Stiamo parlando di un approccio raro e insolito, che può scontare magari qua e là qualche calo di tensione, ma che ha il merito di avviarsi su itinerari nuovi, rifuggendo una consuetudine poetica spesso ingessata. Tanto per dare un’indicazione concreta, quando il poeta scrive “la donna corpulenta / diventa abitante / dello stesso ospedale, / dove le porte fingono l’uscire / per far subire / il definitivo / entrare” è del tutto consapevole dell’apparente banalità lessicale e sintattica cui sembra consegnarsi; ma è altrettanto consapevole, e forse al tempo stesso fiero, del pensiero profondo che quest’apparente semplicità gli consente di enucleare. O, per fare un altro esempio emblematico: “dentro la donna ignara / la notte / fonda // schiude uova dell’amara / malattia / immonda”: ecco che qui la struttura A-B-C//A-D-C, con le sue rime quasi forzate e le sue cantabili ripetizioni, contribuisce a un rafforzamento, anzi quasi a un martellamento, di quanto Belletti intende esprimere.

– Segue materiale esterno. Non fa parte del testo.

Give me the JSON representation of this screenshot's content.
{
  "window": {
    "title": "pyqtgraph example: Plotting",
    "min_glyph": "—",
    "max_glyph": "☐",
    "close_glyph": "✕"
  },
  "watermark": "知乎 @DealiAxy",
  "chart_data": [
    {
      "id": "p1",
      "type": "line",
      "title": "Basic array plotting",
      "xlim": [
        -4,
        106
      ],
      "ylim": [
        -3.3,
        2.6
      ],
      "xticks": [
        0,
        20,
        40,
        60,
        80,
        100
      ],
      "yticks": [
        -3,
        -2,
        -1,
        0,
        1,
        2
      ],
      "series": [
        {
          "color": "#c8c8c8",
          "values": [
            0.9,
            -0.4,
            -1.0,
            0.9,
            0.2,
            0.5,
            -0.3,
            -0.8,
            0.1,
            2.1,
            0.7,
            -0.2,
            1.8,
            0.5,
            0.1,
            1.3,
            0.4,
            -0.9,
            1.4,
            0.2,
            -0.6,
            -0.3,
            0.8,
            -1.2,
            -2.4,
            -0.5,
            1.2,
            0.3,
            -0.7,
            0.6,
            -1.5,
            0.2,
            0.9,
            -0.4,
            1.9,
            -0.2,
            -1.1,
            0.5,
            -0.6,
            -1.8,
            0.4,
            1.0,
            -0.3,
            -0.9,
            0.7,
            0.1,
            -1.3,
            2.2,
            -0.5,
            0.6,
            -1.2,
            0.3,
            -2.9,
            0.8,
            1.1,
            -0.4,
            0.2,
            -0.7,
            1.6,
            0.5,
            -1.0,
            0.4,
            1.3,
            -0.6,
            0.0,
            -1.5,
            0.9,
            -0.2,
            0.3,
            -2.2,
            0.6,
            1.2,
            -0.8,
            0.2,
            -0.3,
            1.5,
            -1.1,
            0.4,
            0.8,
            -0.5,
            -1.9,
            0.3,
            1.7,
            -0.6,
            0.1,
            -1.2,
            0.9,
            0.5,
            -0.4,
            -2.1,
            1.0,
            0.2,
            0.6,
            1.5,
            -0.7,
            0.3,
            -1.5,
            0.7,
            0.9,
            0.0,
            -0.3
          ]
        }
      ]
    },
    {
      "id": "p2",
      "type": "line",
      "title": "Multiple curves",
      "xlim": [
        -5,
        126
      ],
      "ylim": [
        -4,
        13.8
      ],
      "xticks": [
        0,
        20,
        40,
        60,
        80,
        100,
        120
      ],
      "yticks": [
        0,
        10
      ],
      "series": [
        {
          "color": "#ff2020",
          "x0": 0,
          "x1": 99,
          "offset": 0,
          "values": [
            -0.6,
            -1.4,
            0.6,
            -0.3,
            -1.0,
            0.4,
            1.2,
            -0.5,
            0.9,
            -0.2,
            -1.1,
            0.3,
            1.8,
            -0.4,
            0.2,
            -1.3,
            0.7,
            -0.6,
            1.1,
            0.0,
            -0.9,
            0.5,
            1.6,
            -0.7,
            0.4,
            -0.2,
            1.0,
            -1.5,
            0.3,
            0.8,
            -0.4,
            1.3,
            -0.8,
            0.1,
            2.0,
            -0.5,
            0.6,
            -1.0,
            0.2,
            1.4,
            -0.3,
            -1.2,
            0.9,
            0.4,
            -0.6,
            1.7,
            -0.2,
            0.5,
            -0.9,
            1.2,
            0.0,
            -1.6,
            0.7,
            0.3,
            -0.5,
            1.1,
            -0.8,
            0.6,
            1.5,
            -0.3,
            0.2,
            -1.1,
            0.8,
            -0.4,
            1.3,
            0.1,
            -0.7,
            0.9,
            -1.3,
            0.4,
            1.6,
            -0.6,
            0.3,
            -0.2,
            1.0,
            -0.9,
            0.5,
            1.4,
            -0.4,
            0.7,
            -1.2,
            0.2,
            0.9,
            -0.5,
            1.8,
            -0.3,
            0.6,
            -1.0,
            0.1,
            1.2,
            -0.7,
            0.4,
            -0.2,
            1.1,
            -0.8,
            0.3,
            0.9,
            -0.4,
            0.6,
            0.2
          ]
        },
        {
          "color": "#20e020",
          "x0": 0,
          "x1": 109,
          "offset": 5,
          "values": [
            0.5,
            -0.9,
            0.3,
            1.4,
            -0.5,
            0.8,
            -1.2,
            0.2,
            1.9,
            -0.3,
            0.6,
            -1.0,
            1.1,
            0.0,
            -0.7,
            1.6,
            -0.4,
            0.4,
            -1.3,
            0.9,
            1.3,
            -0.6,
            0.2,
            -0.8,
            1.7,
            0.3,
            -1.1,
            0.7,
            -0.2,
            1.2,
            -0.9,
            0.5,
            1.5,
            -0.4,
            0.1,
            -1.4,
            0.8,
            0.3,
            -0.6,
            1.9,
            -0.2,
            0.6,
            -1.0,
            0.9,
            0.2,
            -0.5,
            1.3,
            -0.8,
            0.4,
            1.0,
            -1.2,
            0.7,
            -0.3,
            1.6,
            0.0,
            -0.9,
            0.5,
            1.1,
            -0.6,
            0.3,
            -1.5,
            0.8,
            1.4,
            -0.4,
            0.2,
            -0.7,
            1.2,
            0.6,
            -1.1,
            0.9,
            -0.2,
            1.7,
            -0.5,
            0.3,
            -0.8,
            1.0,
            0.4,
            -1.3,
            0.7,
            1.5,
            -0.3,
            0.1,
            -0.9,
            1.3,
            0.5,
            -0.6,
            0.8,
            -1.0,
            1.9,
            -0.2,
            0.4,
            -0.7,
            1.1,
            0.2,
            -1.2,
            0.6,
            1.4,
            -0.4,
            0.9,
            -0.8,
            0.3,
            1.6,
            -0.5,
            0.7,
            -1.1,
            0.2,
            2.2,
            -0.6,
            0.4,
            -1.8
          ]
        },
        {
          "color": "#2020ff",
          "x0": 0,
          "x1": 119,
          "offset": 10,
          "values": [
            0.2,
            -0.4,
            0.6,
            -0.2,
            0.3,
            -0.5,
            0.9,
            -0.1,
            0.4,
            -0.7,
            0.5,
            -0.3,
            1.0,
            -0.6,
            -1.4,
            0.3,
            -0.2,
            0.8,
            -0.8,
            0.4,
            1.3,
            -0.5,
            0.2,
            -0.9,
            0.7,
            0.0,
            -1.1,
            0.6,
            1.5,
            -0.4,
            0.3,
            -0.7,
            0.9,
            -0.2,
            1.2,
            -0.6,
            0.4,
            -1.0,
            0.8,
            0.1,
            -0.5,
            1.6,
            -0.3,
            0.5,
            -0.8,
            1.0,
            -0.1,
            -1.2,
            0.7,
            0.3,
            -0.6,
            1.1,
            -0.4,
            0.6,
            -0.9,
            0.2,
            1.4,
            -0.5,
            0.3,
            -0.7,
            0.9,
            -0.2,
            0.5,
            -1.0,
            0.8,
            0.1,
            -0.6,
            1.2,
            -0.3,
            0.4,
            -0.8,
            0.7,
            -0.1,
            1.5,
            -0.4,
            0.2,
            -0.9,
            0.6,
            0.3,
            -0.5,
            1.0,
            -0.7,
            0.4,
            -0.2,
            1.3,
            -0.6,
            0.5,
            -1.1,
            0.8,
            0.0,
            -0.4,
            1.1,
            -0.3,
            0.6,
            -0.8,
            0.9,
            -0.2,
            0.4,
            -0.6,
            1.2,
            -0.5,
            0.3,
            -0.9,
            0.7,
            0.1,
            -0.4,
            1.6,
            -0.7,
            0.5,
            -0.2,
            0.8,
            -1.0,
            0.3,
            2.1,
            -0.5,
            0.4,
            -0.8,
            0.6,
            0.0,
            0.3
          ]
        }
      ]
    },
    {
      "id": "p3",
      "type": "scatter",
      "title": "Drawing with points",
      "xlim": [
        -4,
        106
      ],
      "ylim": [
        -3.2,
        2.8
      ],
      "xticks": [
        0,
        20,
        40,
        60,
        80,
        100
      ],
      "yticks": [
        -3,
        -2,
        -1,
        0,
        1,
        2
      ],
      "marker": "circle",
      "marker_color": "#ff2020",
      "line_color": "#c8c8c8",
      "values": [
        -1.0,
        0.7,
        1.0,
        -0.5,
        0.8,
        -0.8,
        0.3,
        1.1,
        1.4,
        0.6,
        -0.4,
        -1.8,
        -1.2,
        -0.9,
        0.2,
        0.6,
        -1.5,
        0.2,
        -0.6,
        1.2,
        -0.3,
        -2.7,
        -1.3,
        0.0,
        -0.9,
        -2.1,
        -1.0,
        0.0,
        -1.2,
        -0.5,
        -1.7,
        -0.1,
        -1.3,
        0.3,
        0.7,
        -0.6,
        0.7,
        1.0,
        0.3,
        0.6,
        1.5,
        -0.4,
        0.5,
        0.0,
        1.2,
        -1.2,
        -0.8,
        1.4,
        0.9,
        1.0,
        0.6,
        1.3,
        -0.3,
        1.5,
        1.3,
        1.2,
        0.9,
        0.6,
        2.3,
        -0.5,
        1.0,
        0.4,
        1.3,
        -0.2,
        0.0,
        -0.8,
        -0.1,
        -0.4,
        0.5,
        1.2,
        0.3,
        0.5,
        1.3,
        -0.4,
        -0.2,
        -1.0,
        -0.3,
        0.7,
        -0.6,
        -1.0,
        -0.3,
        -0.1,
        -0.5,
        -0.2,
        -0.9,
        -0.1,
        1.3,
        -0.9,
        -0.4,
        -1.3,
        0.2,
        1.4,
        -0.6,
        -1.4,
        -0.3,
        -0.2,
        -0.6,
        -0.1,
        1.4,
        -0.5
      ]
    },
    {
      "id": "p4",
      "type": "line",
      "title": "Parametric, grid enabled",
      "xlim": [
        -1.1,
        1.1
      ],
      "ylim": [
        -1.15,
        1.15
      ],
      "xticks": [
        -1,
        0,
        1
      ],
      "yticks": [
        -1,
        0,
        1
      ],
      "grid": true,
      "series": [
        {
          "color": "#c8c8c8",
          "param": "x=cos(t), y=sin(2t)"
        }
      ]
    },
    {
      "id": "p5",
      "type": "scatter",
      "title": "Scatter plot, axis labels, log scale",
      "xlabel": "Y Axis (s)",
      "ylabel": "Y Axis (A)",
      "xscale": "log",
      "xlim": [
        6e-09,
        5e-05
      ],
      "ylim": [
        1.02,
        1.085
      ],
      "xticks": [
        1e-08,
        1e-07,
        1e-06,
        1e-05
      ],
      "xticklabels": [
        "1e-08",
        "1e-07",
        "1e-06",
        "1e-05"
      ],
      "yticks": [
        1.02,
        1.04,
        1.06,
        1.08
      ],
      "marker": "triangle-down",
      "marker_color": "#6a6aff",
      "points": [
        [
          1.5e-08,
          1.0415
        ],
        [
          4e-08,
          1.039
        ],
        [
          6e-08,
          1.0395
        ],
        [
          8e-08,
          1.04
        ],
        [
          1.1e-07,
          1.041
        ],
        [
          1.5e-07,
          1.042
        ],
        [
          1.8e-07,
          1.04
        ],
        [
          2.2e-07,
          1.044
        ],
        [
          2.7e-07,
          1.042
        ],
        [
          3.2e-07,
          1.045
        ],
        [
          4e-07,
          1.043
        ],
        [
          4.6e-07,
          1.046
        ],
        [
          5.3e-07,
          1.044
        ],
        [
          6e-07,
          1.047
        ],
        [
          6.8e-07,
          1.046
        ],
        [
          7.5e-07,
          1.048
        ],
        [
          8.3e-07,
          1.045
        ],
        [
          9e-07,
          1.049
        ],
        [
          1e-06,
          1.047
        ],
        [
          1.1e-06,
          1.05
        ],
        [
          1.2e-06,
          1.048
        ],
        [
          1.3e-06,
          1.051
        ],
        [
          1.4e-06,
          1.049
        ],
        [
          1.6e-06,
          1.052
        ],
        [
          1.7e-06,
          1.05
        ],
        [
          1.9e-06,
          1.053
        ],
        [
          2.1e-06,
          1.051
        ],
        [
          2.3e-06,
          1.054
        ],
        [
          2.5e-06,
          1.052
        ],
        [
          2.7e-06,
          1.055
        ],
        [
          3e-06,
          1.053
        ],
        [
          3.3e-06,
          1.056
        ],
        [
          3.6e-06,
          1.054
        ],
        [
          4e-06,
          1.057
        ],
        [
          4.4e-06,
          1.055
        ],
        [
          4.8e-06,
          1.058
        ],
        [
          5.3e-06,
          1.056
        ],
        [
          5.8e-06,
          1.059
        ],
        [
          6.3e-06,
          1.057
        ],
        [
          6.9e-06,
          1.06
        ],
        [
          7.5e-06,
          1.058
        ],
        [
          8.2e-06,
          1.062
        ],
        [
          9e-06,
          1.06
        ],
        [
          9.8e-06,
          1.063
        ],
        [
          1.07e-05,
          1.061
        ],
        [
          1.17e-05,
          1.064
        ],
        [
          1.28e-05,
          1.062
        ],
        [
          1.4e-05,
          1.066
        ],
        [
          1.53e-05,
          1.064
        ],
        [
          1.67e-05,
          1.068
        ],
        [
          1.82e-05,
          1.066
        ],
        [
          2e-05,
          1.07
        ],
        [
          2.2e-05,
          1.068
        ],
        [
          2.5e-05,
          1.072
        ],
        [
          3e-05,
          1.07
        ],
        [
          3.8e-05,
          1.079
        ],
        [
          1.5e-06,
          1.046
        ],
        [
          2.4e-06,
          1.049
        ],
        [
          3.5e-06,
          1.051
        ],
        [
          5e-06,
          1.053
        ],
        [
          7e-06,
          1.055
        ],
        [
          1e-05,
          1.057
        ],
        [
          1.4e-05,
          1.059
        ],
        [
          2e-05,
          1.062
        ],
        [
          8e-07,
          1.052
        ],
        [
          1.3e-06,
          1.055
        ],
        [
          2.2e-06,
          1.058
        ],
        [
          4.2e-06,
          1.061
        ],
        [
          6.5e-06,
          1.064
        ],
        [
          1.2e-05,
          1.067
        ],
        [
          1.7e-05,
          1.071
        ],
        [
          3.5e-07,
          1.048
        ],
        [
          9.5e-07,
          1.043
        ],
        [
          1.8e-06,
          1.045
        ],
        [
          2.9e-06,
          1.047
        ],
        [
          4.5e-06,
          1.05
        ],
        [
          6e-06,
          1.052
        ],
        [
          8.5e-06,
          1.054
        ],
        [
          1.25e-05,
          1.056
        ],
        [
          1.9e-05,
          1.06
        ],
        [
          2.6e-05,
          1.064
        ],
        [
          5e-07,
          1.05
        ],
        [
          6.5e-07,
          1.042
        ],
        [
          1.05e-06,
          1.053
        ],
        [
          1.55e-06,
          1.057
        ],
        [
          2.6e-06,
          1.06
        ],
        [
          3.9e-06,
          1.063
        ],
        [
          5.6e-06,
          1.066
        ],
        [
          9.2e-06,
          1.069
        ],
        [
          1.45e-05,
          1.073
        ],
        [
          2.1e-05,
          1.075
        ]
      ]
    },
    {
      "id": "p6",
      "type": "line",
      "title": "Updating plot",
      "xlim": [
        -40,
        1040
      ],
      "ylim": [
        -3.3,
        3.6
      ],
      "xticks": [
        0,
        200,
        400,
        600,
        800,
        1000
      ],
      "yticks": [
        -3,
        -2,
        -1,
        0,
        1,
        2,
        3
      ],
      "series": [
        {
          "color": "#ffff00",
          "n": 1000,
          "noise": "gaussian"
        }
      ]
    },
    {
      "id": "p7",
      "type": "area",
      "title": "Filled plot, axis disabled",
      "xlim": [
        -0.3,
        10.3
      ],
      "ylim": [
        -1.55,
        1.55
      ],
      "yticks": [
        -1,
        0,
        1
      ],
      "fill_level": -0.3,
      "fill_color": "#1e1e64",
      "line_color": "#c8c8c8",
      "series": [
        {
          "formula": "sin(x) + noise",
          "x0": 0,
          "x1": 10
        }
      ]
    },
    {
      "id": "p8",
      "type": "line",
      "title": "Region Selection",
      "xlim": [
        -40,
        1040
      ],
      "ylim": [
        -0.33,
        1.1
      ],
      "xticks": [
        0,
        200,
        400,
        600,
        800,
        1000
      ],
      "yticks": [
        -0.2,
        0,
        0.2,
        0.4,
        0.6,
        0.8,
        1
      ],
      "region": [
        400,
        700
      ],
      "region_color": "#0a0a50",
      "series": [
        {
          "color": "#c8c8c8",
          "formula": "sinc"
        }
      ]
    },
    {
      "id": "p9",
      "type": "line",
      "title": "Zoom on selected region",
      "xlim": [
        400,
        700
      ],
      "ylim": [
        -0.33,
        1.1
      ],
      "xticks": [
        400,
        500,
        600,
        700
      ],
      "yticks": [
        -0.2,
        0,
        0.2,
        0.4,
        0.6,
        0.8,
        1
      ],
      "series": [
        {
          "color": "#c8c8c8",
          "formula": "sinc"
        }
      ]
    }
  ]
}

Dicevamo che si tratta di una poesia molto più vicina a esperienze anglosassoni che non alla nostra tradizione: e non penso tanto alla cosiddetta poesia confessionale, all’indecent exposure che riscontriamo in molti autori della seconda metà del Novecento, dalla Bishop a Berryman, da Sylvia Plath alla Sexton, fino all’ultimo Lowell, quanto, per rimanere più vicini ai nostri giorni e fatte salve tutte le differenze stilistiche, alle vere e proprie narrazioni in versi di McKendrick o alla Fine del Titanic di Enzensberger. Se poi un corrispettivo nella poesia italiana va cercato, lo si troverà forse proprio nel poeta che Belletti non a caso cita in esergo, e cioè Giovanni Giudici, di cui riporta versi da O, Beatrice che sono significativamente, ancora una volta, ispirati alla concretezza del corpo, nel solco di una poesia colloquiale che rifugge tanto la Scilla dell’esaltazione religiosa quanto la Cariddi dell’impegno civile troppo esibito. In un breve saggio del 1964 Giudici preconizzava non a caso la necessità di dar vita a “un’invenzione linguistica per molti aspetti simile al bricolage, arricchendo e integrando la convenzione linguistica-letteraria prevalente di elementi ed usi lessicali e sintattici attinti a zone diverse e assumendoli al livello della letterarietà.”
Prendendo le mosse da Giudici e tornando al contempo all’acuta avvertenza di Bertolucci che citavamo in precedenza, l’ancor giovane Belletti sembra non solo aver intuito, fin dal suo esordio, il pericolo che la prosa rappresenta per la poesia, ma aver altresì tentato di applicare una strategia valida per eluderlo. Un percorso stimolante, il suo, da verificare con le prove future, che può dare spunti validi anche ad altri autori interessati a sperimentare nuove strade.